A second way to operate the ruby laser system is in the Q-switched mode. In this alternative mode of use, a single energy pulse of short duration is delivered by the ruby laser. However, despite the use of Q-switched ruby lasers in clinical studies since the 1960's, the only currently available means of delivering treatment energy pulses is by means of an articulated arm which is not only difficult to align and is bulky, but also creates "hot spots" within the delivered light beam. One reported study revealed that multiple treatments using the ruby laser in the Q-switched mode were required to remove at least 90% of the pigment in the skin. Adverse effects of hyper- and hypo-pigmentation were noted in some patients; and tattooed sites composed of colors other than blue-black were not affected directly but showed a whitening of the skin subsequent to treatment [Read et al., Br. J Plast. Surg. 36:455-459 (1983)]. Another study [Taylor et al., Arch. Dermatol. 126:893-899 (1990)] reported substantial lightening or total clearing of skin was found in 78% of amateur tattoos and 23% of 13 professional tattoos; but that multiple retreatments were required, transient hypopigmentation was seen in 50% of treated tattoos, and scarring appeared in approximately 6% of patients.
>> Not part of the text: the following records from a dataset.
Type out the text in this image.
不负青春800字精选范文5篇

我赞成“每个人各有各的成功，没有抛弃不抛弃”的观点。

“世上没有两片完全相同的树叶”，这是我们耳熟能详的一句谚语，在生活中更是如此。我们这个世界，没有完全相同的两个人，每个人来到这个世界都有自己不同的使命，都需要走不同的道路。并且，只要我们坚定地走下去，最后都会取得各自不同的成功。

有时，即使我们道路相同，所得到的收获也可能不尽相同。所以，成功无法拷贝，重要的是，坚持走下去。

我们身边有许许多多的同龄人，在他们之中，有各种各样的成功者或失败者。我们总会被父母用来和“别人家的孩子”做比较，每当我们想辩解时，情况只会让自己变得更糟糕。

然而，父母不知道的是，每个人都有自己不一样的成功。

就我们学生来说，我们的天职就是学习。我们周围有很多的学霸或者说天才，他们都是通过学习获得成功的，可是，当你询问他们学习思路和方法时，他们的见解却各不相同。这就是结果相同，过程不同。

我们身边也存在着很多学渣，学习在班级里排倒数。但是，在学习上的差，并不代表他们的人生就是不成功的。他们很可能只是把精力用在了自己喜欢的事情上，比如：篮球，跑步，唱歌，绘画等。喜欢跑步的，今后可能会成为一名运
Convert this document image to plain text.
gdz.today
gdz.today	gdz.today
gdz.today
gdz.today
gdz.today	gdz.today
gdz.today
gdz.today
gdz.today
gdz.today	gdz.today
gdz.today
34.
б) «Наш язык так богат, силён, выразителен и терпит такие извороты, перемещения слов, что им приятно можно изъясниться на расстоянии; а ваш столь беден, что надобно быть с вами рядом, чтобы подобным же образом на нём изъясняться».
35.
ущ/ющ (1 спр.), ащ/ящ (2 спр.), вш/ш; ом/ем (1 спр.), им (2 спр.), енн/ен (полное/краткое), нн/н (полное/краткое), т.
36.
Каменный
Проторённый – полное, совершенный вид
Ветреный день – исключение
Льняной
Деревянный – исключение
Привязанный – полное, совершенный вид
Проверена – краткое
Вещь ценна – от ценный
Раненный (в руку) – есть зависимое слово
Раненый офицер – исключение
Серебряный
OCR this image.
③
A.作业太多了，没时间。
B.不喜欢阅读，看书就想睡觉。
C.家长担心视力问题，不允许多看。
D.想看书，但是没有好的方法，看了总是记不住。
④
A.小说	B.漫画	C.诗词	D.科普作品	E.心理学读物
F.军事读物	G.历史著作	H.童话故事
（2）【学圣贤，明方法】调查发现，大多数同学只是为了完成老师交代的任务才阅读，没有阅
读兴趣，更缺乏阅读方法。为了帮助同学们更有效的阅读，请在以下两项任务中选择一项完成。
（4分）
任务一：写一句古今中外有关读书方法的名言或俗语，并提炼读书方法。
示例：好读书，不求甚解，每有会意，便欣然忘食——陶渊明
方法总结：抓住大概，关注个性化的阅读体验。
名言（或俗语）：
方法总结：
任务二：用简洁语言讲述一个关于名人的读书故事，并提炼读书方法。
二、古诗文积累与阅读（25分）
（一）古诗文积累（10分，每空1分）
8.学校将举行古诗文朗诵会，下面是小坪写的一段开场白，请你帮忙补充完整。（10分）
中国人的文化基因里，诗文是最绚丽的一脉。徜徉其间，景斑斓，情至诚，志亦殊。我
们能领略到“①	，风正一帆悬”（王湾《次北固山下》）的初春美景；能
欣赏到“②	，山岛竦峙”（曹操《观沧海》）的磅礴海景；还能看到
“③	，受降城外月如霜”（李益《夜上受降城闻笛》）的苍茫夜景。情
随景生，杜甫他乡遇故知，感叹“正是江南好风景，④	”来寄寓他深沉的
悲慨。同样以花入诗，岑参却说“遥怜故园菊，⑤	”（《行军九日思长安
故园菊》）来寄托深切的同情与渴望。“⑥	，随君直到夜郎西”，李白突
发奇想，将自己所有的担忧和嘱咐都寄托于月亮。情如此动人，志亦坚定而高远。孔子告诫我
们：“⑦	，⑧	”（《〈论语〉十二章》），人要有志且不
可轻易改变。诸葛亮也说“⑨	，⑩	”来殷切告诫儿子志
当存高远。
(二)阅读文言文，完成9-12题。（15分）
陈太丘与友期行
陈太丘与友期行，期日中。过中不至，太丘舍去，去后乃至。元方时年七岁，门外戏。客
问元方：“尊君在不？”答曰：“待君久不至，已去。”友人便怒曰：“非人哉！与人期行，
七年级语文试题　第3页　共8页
As a consequence, there is major interest in developing alternative laser apparatus and laser delivery systems which could be modified for use in an improved and carefully controlled method for removing pigmentation, lesions, and abnormalities from the skin of a living human. It will be recognized and appreciated that while the development of new laser equipment and new laser delivery systems constitutes one discrete area of technical research, such efforts are meaningfully different and distinct from investigations involving humans directed to developing a clinical process and methodology under carefully controlled operational parameters which would be effective and useable by a dermatologist or other medical practitioner. Equally important, the development of a clinically effective therapeutic treatment using a carefully controlled laser apparatus and laser delivery system which would prevent hypo- and/or hyperpigmentation as well as cratering/pitting and elevation or destruction of dermal and/or epidermal layers of the skin would be generally recognized as a major improvement and advance by practicing dermatologists and clinicians treating patients on a regular basis.